A little too dramatic? Perhaps, but in the light of modernization, the thought of living in a world without digital camera and (God forbid) calculator is simply mortifying.

Just the other day, a friend told me that he saw me at One Utama shopping mall.

“Wait, where did you see me? Inside MPH bookstore browsing books?” I enquired.

“No, you walk right past me at the new wing of the mall.”

“Why didn’t you stop me in my tracks and say hello or something?”

“Well, you were in a world of your own. You were tapping away on your cell phone browsing the World Wide Web or maybe tweeting about how great One Utama is with a music earphone stuck firmly in your ear. I didn’t want to interrupt you,” he said.

“Then why didn’t you call me on my phone? I would have totally talked to you. We could even go shopping together and have great retail therapy.”

From the perspective of a guy who video chats on Skype with his next door neighbour, I was merely multi-tasking. I was texting respondents for these stories I was working on and also stalking my friends’ blog.

In my defence, I was being efficient – texting, keeping tab of my social circle, listening to Rachael Yamagata on my iPod AND shopping on a weekend.

But then, a recent study that tested on people’s awareness in public areas has pointed out the flaw in this particular “act” of multi-tasking.
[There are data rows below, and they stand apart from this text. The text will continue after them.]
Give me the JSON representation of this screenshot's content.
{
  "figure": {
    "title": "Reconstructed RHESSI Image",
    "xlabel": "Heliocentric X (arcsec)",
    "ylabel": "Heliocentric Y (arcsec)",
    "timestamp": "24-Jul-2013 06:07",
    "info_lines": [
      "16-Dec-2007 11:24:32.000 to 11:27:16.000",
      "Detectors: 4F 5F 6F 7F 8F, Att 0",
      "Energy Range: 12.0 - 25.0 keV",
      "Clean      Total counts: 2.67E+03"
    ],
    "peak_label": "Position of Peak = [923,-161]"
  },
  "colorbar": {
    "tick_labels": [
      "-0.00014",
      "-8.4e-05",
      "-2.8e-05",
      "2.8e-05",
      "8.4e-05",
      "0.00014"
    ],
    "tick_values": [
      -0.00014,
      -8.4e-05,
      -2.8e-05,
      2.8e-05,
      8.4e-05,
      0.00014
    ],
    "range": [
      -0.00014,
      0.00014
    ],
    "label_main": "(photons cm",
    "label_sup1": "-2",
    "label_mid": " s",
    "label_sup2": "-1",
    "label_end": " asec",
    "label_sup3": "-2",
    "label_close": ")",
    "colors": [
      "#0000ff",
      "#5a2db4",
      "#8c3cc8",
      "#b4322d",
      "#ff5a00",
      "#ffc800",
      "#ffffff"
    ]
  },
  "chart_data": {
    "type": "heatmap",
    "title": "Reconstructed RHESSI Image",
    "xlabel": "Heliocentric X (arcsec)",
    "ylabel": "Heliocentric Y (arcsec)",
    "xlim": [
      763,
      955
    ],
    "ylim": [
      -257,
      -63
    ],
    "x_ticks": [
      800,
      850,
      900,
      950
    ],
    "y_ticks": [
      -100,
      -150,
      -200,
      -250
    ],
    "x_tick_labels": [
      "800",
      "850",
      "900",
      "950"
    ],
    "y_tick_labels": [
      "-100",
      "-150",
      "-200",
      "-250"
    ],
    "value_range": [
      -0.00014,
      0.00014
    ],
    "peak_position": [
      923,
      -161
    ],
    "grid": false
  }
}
A clown was stationed on a busy pavement and had riding past people on a unicycle. Half of the people stopped and questioned reported that they noticed the clown. However, only 25 percent of those who were talking on their cell phone noticed the clown.

The consensus here is that a different neurological engagement is needed while having cell phone conversations. This causes us to create mental imagery that drowns out the processing of real images. Hence, the reason why many of those on the phone didn’t noticed the clown.

Instead of seeing a wonderful (or scary-looking) clown, their brain is “tricking” them into seeing something else while they were busy chatting away.

Scientists are calling this a fatal new syndrome. I, on the other hand, am just blaming it on my mobile network operator.

As I’m typing this on my laptop in a corner of a bustling cafeteria, there is a real danger going on out there. The truth remains that most young people are staking their life on a virtual world through laptops and cell phones where Twitter and YouTube take centre stage.

The scary thing here is that we can’t even distinguish between where our real life begins and alternate Facebook one ends.

To all you optimistic people, wake up and smell the coffee. There is life beyond technology.
And, in the event where you see a guy walking past you while busy tapping on his phone with an earphone stuck in his ear, please do say hi.